His work has been quoted or mentioned in The New York Times, The Wall Street Journal, Los Angeles Times, The Washington Post, NBC News, Time, The New Yorker, HuffPost USA Today, Business Insider, Yahoo, AOL, MarketWatch, The Atlantic, Bloomberg, New York Post, Chicago Tribune, Forbes, The Guardian and many other major publications.
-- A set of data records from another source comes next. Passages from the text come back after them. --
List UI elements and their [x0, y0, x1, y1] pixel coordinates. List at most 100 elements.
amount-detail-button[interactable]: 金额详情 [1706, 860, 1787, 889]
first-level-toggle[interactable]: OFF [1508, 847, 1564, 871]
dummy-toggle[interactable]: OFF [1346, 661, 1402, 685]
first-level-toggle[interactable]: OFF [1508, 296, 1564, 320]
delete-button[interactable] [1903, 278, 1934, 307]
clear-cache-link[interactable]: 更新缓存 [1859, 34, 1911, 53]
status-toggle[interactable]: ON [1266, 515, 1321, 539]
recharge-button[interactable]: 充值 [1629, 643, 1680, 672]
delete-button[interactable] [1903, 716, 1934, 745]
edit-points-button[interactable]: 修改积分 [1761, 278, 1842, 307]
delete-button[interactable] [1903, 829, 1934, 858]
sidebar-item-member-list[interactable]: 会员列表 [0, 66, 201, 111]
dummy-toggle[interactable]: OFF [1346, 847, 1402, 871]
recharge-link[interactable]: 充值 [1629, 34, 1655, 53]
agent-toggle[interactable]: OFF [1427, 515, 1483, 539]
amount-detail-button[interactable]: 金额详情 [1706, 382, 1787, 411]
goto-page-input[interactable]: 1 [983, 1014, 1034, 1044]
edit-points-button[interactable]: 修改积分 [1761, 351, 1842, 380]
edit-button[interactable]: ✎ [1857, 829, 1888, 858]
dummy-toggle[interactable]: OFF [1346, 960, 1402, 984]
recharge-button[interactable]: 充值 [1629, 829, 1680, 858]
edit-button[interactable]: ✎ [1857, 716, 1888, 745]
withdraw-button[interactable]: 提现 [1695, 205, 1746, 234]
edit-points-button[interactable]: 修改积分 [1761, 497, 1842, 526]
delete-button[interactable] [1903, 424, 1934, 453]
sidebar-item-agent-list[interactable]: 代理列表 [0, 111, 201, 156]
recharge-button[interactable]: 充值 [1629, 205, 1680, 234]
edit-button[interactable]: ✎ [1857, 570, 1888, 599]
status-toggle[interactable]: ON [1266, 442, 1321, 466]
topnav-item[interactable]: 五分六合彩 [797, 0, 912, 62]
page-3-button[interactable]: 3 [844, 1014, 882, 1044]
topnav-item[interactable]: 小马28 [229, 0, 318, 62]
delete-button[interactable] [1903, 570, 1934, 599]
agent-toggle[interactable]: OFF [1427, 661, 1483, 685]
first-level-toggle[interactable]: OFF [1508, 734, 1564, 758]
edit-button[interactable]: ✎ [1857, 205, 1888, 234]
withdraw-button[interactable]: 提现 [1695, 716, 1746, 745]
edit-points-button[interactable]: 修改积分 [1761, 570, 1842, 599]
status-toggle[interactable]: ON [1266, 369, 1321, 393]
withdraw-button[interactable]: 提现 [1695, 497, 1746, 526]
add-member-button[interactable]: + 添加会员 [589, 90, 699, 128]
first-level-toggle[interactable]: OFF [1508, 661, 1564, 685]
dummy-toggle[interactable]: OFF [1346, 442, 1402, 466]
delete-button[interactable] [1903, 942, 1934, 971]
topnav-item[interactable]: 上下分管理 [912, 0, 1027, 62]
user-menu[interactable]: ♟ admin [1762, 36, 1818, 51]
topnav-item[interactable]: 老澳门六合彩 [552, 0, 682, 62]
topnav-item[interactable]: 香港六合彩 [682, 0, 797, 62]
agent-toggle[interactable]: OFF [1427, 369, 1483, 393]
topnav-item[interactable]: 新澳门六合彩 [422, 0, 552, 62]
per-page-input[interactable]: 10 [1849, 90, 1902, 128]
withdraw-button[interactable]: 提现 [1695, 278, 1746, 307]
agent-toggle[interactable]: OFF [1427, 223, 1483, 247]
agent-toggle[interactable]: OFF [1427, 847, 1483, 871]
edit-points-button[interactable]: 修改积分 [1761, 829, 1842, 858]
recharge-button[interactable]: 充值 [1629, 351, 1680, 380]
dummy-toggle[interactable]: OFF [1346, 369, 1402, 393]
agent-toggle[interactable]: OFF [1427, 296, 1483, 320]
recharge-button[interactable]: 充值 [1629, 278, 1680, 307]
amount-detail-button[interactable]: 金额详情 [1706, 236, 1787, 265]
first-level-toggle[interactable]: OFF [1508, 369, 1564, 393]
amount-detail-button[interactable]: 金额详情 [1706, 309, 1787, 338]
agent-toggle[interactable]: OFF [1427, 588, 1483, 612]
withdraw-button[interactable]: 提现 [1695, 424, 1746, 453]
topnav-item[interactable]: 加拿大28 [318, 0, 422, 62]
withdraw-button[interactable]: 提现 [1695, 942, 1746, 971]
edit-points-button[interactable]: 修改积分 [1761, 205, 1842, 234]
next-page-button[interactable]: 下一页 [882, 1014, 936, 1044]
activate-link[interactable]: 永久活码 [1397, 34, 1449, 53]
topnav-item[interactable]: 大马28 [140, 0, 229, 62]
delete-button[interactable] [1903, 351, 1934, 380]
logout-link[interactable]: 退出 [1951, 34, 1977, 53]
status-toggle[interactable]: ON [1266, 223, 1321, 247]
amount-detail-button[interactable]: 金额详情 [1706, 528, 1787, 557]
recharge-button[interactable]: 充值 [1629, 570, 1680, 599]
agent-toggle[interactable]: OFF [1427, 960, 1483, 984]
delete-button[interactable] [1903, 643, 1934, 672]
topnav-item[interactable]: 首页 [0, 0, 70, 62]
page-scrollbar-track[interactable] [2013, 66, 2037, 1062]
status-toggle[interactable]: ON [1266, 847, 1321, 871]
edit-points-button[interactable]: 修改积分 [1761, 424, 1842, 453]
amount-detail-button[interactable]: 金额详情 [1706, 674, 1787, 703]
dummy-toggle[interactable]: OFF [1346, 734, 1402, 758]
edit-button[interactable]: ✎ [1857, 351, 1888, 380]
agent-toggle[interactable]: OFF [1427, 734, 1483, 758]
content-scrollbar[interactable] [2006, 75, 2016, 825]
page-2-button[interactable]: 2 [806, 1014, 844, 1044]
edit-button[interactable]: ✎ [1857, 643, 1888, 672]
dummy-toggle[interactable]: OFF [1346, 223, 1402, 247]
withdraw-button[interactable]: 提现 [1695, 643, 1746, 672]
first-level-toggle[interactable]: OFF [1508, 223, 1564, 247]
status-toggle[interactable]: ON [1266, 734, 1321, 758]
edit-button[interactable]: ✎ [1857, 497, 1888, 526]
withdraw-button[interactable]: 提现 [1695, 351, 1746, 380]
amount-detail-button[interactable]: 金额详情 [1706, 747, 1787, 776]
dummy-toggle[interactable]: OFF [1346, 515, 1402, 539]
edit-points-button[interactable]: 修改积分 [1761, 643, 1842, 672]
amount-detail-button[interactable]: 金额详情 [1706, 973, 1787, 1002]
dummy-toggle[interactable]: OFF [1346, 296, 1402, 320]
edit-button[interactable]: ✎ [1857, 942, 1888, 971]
McIntyre has been a guest on CNBC, the BBC and television and radio stations across the country.

A magna cum laude graduate of Harvard College, McIntyre also was president of The Harvard Advocate. Founded in 1866, the Advocate is the oldest college publication in the United States.

TheStreet.com, Comps.com and Edgar Online are some of the public companies for which McIntyre served on the board of directors. He was a Vicinity Corporation board member when the company was sold to Microsoft in 2002. He served on the audit committees of some of these companies.

McIntyre has been the CEO of FutureSource, a provider of trading terminals and news to commodities and futures traders. He was president of Switchboard, the online phone directory company. He served as chairman and CEO of On2 Technologies, the video compression company that provided video compression software for Adobe’s Flash. Google bought On2 in 2009.